The law, first introduced in Parliament in January, enables gay couples to get married in both civil and religious ceremonies in England and Wales, but only if the religious institution consents. The Church of England, the country’s official church, says it will not perform such ceremonies, at least for now.
The Church of England actively opposed the bill as the House of Commons and House of Lords debated it. When Members of Parliament (MPs) continued to advance the measure, the Church issued a brief reiterating that it does not condone homosexual marriage, although it supported the existing civil unions for homosexual couples: “The Church of England is committed to the traditional understanding of the institution of marriage as being between one man and one woman.”
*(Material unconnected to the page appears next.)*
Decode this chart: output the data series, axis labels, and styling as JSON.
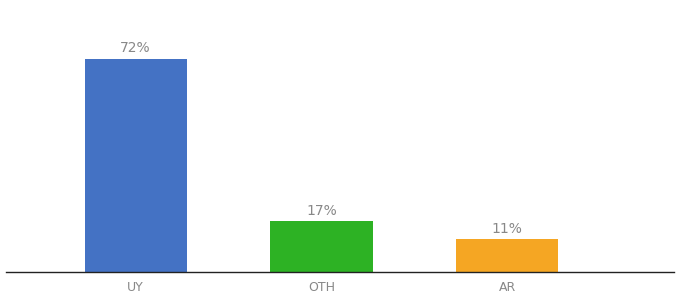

The law also allows couples who had previously entered into civil partnerships—which were introduced in 2005 and carry similar rights and responsibilities as marriage—to convert their relationships to marriages.
Prime Minister David Cameron backed the legislation, even though it divided his Conservative Party and sparked vocal debates in the House of Commons and House of Lords. Supporters of traditional marriage argued the bill would undermine the sanctity of marriage, but their numerous attempts to derail the legislation failed as it wound its way through Parliament.
On Tuesday, Conservative lawmaker Gerald Howarth accused the government of having “bulldozed” the legislation through Parliament, “offending large swatches” of his party.
Although it has stepped away from the government’s stance on marriage, the Church has partnered with the state to manage some of the country’s state schools under an agreement finalized with the Department of Education earlier this month. According to RNS, England had 3,049 such community schools as of July. Former Prime Minister Tony Blair established the academies, which are quazi-independent institutions privately funded by businessmen, sports teams, and a variety of church denominations including the Church of England.
The agreement will allow the Church to appoint unpaid school governors, individuals who voluntarily oversee school operations. The Church also will oversee management of the institutions, although it must preserve the character and policies of secular schools.
Already the largest provider of education in Britain, the Church of England will take responsibility for thousands more schools. The arrangement has led some parents to claim the Church will inevitably influence secular schools with its beliefs.
Nigel Genders, head of school policy for the Church of England, said the merely structural agreement, called a Multi Academy Trust (MAT), won’t influence school teaching: “For good and outstanding schools joining the MAT the expectation will be that the local governing body continues to manage the day-to-day running of the school. However, this new model also enables the MAT to provide extra support should the school need it."
The Church requires its own schools outside the arrangement to instruct children in the teachings of Christ, offer communion, and present a collective worship service—although that service may include scripture from other faiths as well.
Although the Church of England’s new role might seem like an expansion of Christian influence in the country, its liberal stance on social issues has not succeeded in attracting worshipers: Weekly church attendance has continued to fall and fewer Britons identified themselves as Christians during the national census.